Isaac Asimov’s Foundation sells to Columbia Pictures for Roland Emmerich

Variety reports that Columbia Pictures (a division of Sony Pictures) won an auction for the motion picture rights to Isaac Asimov‘s Foundation, and they expect Roland Emmerich to direct it. Emmerich and his partner Michael Wimer (both of Centropolis Entertainment) will produce the film. The deal, says Variety, was “for mid-six against low-seven figures.”
As we reported in July, Bob Shaye and Michael Lynne of Unique Features had been planning to develop the property for Warner Brothers. Variety says the surprise deal with Columbia and Emmerich “owes at least a bit to the animosity between Warner Brothers and Fox over Watchmen.”

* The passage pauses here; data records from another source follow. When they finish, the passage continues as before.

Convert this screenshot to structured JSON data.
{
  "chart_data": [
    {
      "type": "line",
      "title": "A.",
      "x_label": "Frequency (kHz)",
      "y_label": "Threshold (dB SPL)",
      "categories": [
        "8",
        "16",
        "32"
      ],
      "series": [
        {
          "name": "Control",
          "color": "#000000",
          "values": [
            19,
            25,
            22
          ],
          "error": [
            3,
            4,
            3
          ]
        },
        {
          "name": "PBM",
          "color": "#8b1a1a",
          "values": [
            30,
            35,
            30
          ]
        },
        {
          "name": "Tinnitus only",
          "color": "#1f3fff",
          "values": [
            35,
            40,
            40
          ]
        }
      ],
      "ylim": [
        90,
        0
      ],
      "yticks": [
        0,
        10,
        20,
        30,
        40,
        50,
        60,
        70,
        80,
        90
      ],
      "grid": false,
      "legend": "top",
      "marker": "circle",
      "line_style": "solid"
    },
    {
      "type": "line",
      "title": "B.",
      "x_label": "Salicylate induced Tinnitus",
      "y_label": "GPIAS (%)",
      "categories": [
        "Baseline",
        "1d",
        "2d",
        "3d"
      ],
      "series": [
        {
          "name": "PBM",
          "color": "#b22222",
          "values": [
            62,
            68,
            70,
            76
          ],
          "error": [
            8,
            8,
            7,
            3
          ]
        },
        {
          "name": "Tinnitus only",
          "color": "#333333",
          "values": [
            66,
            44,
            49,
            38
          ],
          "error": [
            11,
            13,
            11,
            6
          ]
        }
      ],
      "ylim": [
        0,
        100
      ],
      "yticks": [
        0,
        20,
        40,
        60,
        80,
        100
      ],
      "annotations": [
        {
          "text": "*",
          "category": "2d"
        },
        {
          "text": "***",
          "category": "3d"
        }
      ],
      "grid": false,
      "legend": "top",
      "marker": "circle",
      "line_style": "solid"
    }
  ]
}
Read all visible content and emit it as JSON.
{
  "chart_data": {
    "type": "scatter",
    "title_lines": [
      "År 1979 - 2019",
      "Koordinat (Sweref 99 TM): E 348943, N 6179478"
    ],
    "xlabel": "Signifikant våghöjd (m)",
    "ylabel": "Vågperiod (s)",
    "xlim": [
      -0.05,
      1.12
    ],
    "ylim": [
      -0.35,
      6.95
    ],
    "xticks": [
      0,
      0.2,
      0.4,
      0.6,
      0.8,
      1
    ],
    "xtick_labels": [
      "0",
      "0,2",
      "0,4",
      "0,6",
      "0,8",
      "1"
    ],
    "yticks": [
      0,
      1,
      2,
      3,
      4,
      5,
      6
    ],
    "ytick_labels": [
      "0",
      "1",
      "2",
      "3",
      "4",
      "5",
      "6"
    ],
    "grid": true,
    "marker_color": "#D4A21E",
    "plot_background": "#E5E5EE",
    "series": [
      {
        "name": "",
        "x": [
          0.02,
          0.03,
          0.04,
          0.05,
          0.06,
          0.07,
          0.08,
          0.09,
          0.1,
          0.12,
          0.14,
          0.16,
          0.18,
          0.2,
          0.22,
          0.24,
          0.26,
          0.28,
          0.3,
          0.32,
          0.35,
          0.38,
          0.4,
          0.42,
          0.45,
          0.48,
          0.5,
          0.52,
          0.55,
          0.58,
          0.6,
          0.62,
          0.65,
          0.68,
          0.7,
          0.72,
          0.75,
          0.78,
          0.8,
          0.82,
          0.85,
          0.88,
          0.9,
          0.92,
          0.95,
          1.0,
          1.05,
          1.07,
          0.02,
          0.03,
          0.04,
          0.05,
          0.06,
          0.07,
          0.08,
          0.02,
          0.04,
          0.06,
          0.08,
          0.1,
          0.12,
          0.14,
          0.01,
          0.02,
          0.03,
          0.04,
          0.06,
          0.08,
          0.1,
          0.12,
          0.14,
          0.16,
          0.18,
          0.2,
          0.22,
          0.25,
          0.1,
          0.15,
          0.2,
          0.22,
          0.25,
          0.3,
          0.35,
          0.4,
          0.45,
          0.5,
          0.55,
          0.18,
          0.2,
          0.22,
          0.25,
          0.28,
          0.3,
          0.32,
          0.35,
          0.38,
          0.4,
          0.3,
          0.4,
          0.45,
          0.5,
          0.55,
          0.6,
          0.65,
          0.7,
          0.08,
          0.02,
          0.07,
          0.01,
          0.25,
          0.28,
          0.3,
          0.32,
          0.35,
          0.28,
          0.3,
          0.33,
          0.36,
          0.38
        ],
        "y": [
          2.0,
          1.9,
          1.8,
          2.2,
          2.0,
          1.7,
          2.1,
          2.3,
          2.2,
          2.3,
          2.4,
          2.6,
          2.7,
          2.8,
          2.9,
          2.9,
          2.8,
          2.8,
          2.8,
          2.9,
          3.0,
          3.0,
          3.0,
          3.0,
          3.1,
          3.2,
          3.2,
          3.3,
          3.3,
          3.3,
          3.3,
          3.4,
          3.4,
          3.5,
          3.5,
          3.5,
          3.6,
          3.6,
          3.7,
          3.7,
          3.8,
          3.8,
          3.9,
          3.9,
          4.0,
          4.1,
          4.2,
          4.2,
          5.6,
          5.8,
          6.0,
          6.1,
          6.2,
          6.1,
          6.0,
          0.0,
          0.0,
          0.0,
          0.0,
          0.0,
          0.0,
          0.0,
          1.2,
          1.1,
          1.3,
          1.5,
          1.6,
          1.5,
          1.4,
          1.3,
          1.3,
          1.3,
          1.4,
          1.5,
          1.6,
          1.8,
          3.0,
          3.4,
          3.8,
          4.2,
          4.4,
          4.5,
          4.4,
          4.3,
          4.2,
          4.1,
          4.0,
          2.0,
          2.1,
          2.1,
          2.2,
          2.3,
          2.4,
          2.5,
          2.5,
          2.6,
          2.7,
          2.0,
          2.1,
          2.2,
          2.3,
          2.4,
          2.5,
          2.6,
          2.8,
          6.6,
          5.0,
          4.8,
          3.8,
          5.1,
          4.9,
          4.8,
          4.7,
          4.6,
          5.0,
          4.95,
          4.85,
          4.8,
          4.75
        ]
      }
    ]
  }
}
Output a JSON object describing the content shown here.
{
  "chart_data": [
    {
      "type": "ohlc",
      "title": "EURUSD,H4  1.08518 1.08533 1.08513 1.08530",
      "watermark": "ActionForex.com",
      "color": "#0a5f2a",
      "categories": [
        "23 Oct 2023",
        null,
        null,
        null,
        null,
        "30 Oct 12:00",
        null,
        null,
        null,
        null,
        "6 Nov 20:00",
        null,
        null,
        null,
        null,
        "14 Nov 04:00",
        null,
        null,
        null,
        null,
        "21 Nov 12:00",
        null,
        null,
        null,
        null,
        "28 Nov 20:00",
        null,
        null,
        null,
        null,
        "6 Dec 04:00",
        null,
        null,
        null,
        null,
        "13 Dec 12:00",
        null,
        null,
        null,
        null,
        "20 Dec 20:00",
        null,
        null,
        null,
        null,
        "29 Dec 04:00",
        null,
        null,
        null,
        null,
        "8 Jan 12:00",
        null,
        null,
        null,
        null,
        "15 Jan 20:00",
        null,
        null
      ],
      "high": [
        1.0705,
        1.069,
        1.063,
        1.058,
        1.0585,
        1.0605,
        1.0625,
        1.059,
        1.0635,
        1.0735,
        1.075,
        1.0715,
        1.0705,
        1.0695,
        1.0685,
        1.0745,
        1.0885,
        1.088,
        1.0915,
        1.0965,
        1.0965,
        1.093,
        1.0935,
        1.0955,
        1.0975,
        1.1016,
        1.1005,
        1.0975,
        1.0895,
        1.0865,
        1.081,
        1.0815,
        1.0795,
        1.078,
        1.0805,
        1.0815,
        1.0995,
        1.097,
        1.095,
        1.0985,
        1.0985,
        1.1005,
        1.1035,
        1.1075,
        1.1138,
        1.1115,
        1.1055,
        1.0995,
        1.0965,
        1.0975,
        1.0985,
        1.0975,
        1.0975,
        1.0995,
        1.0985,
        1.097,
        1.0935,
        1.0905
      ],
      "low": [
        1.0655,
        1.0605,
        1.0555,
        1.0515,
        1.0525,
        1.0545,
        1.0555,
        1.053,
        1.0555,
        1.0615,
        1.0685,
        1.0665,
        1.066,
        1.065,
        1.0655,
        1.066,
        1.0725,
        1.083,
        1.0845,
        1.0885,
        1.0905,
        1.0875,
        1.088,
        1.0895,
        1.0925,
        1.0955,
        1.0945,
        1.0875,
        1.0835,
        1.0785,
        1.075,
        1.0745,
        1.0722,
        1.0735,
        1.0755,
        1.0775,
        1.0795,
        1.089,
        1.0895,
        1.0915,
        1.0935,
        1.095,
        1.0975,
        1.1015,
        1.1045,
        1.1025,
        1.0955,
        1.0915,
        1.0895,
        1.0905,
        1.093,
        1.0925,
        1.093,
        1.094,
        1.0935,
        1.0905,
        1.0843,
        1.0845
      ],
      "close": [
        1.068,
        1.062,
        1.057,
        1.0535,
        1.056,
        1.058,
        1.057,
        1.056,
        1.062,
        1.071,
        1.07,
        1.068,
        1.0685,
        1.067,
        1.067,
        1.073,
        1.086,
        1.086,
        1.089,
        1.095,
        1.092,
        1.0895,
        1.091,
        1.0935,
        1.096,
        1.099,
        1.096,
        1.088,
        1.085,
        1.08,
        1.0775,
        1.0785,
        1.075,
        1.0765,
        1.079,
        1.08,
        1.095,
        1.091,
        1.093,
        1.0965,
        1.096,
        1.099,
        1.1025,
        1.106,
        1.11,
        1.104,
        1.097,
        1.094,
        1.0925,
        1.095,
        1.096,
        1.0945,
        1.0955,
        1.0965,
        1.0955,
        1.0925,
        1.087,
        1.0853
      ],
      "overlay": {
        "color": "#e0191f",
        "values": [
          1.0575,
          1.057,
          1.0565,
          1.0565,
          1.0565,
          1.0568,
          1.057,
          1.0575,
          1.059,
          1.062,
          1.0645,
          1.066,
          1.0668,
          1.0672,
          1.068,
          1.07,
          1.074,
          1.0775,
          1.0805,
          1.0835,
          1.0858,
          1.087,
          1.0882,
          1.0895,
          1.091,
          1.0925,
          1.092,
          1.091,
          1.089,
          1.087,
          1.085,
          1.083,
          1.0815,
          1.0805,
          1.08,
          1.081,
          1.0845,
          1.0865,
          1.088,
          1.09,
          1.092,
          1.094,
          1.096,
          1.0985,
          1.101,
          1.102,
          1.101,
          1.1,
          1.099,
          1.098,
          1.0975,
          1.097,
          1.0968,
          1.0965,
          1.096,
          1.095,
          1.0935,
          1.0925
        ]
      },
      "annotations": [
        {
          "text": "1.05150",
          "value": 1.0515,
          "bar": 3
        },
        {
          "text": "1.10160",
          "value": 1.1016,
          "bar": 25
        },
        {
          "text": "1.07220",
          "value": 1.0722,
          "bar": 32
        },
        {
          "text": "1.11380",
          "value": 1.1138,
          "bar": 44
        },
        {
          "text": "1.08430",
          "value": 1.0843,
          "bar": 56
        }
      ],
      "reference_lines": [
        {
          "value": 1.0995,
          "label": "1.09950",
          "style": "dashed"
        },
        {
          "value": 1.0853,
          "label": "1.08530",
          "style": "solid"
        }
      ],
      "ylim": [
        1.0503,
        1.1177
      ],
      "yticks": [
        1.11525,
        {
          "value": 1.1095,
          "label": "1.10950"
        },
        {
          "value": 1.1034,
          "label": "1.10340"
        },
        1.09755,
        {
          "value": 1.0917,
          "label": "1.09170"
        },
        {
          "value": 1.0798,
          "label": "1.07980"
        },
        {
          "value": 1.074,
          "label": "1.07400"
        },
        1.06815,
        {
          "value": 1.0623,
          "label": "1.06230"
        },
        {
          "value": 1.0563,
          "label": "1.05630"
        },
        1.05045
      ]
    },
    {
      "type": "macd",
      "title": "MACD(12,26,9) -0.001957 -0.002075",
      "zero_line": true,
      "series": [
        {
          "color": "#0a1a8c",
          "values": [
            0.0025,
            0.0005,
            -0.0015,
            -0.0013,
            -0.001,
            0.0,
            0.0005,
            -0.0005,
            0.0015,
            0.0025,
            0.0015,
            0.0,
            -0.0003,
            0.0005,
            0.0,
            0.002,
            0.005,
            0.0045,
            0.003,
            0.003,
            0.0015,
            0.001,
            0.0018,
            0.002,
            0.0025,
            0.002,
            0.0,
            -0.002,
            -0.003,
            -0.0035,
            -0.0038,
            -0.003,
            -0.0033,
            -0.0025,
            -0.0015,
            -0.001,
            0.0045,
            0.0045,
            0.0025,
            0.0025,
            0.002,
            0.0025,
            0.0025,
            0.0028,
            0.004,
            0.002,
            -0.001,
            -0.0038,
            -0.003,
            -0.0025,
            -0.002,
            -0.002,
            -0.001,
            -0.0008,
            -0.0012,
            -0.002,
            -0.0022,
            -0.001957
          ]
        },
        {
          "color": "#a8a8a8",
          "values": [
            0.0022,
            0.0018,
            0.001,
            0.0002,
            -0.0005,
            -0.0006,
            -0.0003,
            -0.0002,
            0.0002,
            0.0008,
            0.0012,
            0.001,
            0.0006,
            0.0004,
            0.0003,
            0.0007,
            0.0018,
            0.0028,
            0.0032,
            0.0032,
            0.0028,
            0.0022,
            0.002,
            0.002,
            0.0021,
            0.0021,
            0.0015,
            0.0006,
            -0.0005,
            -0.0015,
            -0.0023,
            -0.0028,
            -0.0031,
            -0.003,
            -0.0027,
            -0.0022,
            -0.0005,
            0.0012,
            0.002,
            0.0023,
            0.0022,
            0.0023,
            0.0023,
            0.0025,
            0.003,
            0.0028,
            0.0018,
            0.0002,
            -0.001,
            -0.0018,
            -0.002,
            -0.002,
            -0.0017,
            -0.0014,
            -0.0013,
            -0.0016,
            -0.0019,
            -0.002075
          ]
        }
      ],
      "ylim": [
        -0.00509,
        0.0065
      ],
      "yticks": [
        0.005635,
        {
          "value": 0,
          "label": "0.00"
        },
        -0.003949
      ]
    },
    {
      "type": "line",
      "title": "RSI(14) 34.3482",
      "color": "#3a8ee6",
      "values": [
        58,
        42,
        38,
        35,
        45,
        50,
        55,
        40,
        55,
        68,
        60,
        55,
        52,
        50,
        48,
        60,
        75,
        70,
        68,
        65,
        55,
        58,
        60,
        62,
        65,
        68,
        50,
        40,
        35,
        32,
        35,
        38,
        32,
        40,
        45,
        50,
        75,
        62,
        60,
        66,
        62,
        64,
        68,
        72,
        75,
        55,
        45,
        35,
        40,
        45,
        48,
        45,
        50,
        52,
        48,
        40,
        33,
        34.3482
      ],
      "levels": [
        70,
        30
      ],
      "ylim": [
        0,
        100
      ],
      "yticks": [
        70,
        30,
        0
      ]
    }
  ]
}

Vince Gerardis of Created By is the agent for the Asimov estate, and he’ll be a producer of this film, which was originally developed by Fox. Gerardis is also producing the adaptation of Asimov’s The End of Eternity which we announced in November. Variety goes on to say “Fox would have had to be compensated for its development costs. That became a problem for Warner Brothers, and the studio allowed its option to lapse, expecting to quietly make a new deal with a clear chain of rights that would have left Fox and Gerardis on the outside.”
In addition to Gerardis, Creative Artists Agency and Dan Strong of Trident Media were involved in the deal-making.
Asimov’s most famous series, the original Foundation trilogy, was written first as a series of connected stories which appeared in Astounding Science Fiction in the 1940s (the stories were collected into novels Foundation [1951], Foundation and Empire [1952], and Second Foundation [1953]). The work was Asimov’s adaptation of The Decline and Fall of the Roman Empire, and focused on the impending fall of a galactic empire. In the books, the development of the science of “psychohistory” predicted movements of masses of people over time, and expected to be able to shrink the expected dark ages following the fall from 30,000 years to a scant 1,000. Hari Seldon, the Asimov-analog in the stories, was an aging mathematician when the stories started, and died early in the first book. The series won a special “Best All-Time Series” Hugo Award in 1966.